Paper No. 8
Presentation Time: 10:30 AM
LOWER PLATE INFLUENCES ON FOLD AND THRUST BELT ARCHITECTURE: LESSONS LEARNED FROM 3-D SEISMIC REFLECTION STUDIES OF THE BARBADOS RIDGE ACCRETIONARY WEDGE
Accretionary wedges and continental fold and thrust belts share common elements of mechanics and architecture. An extensive study of 3-D seismic reflection data, across the toe of the Barbados accretionary wedge, has yielded valuable insights into the important role lower-plate tectonism plays in governing deformation in the overlying prism. Seismic amplitude mapping, within the décollement, reveals laterally heterogeneous structure and fluid compartmentalization. Heterogeneity within the décollement zone can be related to structures mapped in the lower plate and readily apparent in 3-D visualizations of the subducted oceanic basement. These structures include a major NE-trending strike-slip fault zone, rooted in the basement and channeling deeply-sourced fluids within the décollement.
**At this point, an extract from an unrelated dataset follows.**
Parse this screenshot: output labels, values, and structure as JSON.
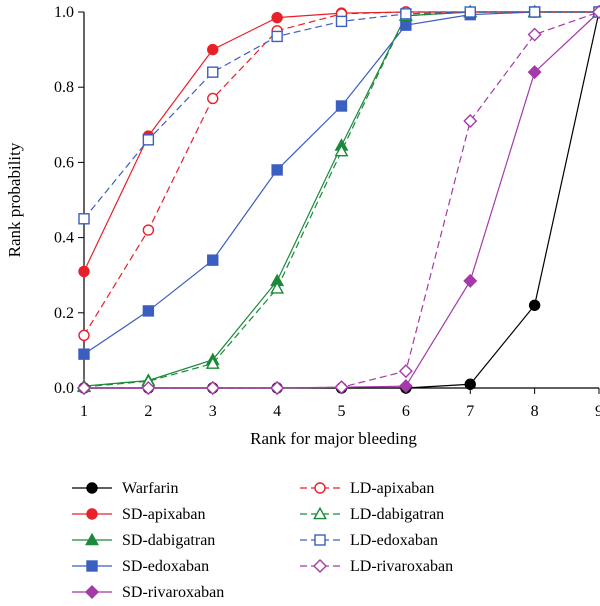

Differences in the spacing and style of thrusting, within the accretionary wedge, can be related to the fluid content in the décollement. Detailed mapping of near-surface structure in the wedge indicates a change in structural style arcward of the accretionary front. NNE-trending out-of-sequence faults obliquely cut early NS accretionary structures and show a complicated history of coeval compression and extension. The NNE trends mimic relic basement topography and active normal faults mapped at the surface of the incoming oceanic plate. Mapping of the gross structure of the décollement indicates NNE down steps along lower plate normal faults that propagate through the overlying accretionary wedge. The down-steps in the décollement, in turn, localize compression forming thrust ramps that cut the earlier normal faults. Continued normal faulting cuts across the newly formed thrust ramps and perpetuates the cycle. 3-D seismic reflection studies give structural geologists an unparalleled view into the architecture of fold and thrust systems. Across the toe of the Barbados Ridge accretionary wedge this view shows great complexity in style. This complexity underscores the influence of lower plate tectonism on the evolution of the overlying prism. The importance of subdécollement tectonism on fold and thrust systems may be greatly under appreciated. Surface geologic studies must be integrated with adequate subsurface control to fully understand geospatial and temporal relationships within fold and thrust systems.